Asia

Police probe blasts at Bangkok shopping centre

Thai police forensic officers investigate near the front of the Siam Paragon shopping mall, the site of a blast in Bangkok, Thailand, Sunday, Feb. 1, 2015. Image copyright AP
Image caption Tensions are running high in Thailand after the impeachment of former Prime Minister Yingluck Shinawatra

Police in Thailand are investigating two bomb blasts outside a luxury shopping mall in Bangkok.

One person was injured in Sunday's blasts, but the small homemade devices were not intended to kill, police said.

They were detonated on a walkway connecting an overhead train line to Paragon shopping mall.

It is the first such incident since a military coup in May and comes days after former Prime Minister Yingluck Shinawatra was impeached.

Prime Minister Prayuth Chan-ocha ordered security to be ramped up in the capital following the blasts.

"I have ordered security to be tightened because this case involves the well-being of the people," he told reporters according to Reuters news agency.

"This case shows that we still need martial law ... there are still bad people disrupting the peace.

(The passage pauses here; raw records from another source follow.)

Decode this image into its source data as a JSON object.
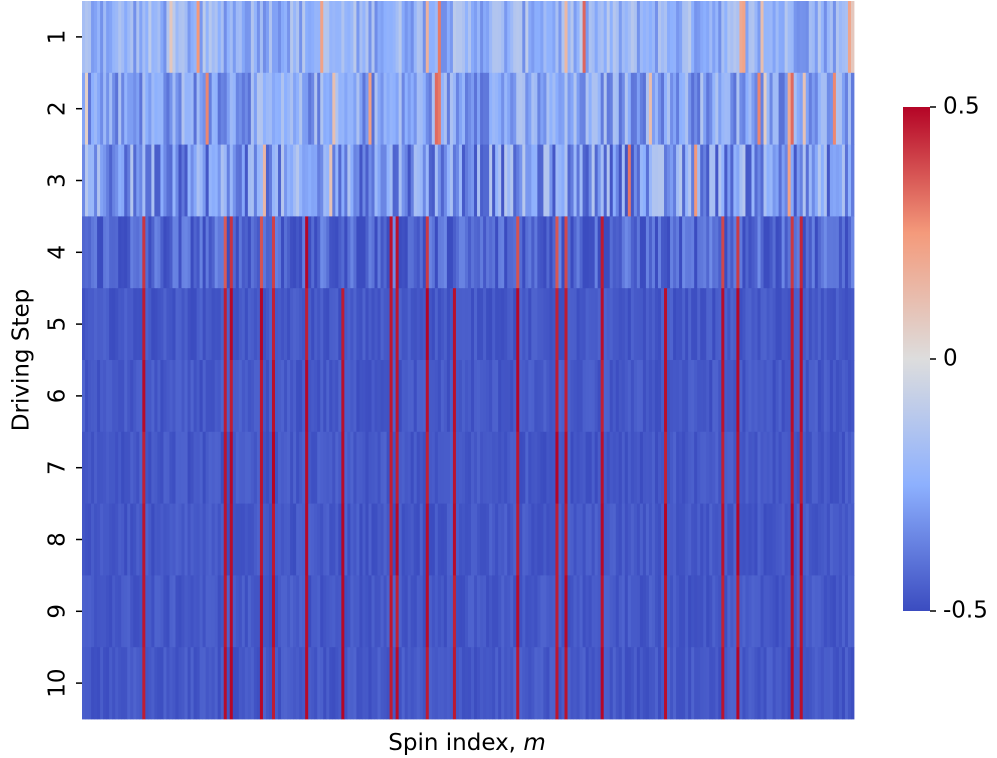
{
  "chart_data": {
    "type": "heatmap",
    "title": "",
    "xlabel": "Spin index, ",
    "xlabel_italic": "m",
    "ylabel": "Driving Step",
    "y_categories": [
      "1",
      "2",
      "3",
      "4",
      "5",
      "6",
      "7",
      "8",
      "9",
      "10"
    ],
    "x_tick_labels": [],
    "n_spins": 256,
    "colormap": "coolwarm",
    "value_range": [
      -0.5,
      0.5
    ],
    "colorbar": {
      "ticks": [
        0.5,
        0,
        -0.5
      ],
      "tick_labels": [
        "0.5",
        "0",
        "-0.5"
      ]
    },
    "row_profiles": [
      {
        "row": "1",
        "background_value": -0.22,
        "spread": 0.12
      },
      {
        "row": "2",
        "background_value": -0.27,
        "spread": 0.14
      },
      {
        "row": "3",
        "background_value": -0.3,
        "spread": 0.18
      },
      {
        "row": "4",
        "background_value": -0.44,
        "spread": 0.1
      },
      {
        "row": "5",
        "background_value": -0.47,
        "spread": 0.03
      },
      {
        "row": "6",
        "background_value": -0.47,
        "spread": 0.03
      },
      {
        "row": "7",
        "background_value": -0.47,
        "spread": 0.03
      },
      {
        "row": "8",
        "background_value": -0.47,
        "spread": 0.03
      },
      {
        "row": "9",
        "background_value": -0.47,
        "spread": 0.03
      },
      {
        "row": "10",
        "background_value": -0.47,
        "spread": 0.03
      }
    ],
    "flipped_spin_value": 0.5,
    "flipped_fraction_final": 0.12
  }
}
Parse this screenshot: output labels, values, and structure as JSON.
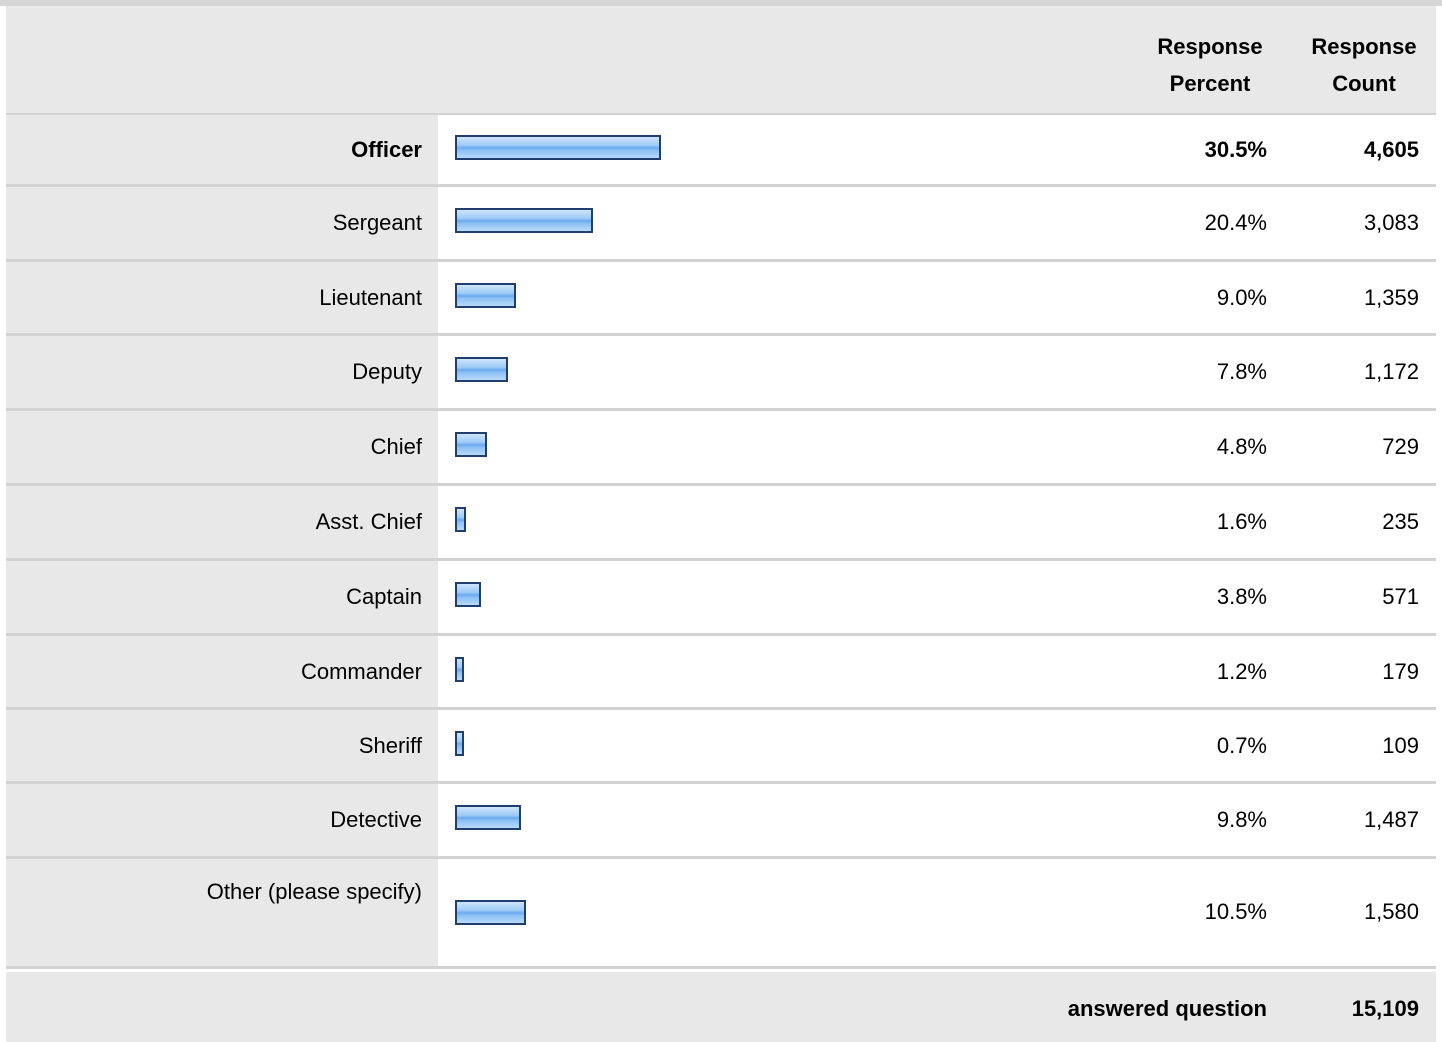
{
  "header": {
    "percent_label": "Response\nPercent",
    "count_label": "Response\nCount"
  },
  "chart_data": {
    "type": "bar",
    "categories": [
      "Officer",
      "Sergeant",
      "Lieutenant",
      "Deputy",
      "Chief",
      "Asst. Chief",
      "Captain",
      "Commander",
      "Sheriff",
      "Detective",
      "Other (please specify)"
    ],
    "percent_labels": [
      "30.5%",
      "20.4%",
      "9.0%",
      "7.8%",
      "4.8%",
      "1.6%",
      "3.8%",
      "1.2%",
      "0.7%",
      "9.8%",
      "10.5%"
    ],
    "values": [
      30.5,
      20.4,
      9.0,
      7.8,
      4.8,
      1.6,
      3.8,
      1.2,
      0.7,
      9.8,
      10.5
    ],
    "counts": [
      "4,605",
      "3,083",
      "1,359",
      "1,172",
      "729",
      "235",
      "571",
      "179",
      "109",
      "1,487",
      "1,580"
    ],
    "highlighted_category": "Officer",
    "bar_color": "#8cc0f4",
    "bar_border_color": "#1f3e6e"
  },
  "footer": {
    "label": "answered question",
    "total": "15,109"
  }
}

We must find ways to severely punish them."

Police said the steel pipe-bombs were hidden behind electric controls on the elevated walkway and were set on timers to explode at about 20:00 local time (13:00 GMT), the busiest time for shopping and dining out in the area.

Image copyright AP
Image caption Police said the bombs were intended to cause panic

Police Lieutenant General Prawut Thawornsiri, a spokesman for the Royal Thai Police, said the motive behind the attack was not known, but the bombs seemed intended to create panic rather than kill people.

Police initially said the explosions were cause by a transformer malfunctioning.

Deep divisions

After months of street protests, which sometimes turned violent, Thailand has been relatively peaceful since the military took control in a coup in May.

The army has placed Thailand under martial law, suppressed dissent and banned political meetings. But bitter divisions remain between rival political factions.

Last month, Ms Yingluck - an elected prime minister who was removed by a court shortly before the military ousted her government - was handed a five-year ban from politics.

A former MP and key leader of the "red-shirts" group that is her support base was also jailed for two years.

These moves have been seen as evidence of a tougher military stance against Ms Yingluck and her exiled brother Thaksin Shinawatra, also ousted by the military as Thai prime minister.

Thailand is deeply divided between supporters of the Shinawatra family, mainly rural farmers, and the Bangkok elite that accuses them of corruption.

During the months of protests before Ms Yingluck was ousted there were violent incidents, some involving grenades and small explosions.

Observers said armed factions on either side of the protests could have been to blame.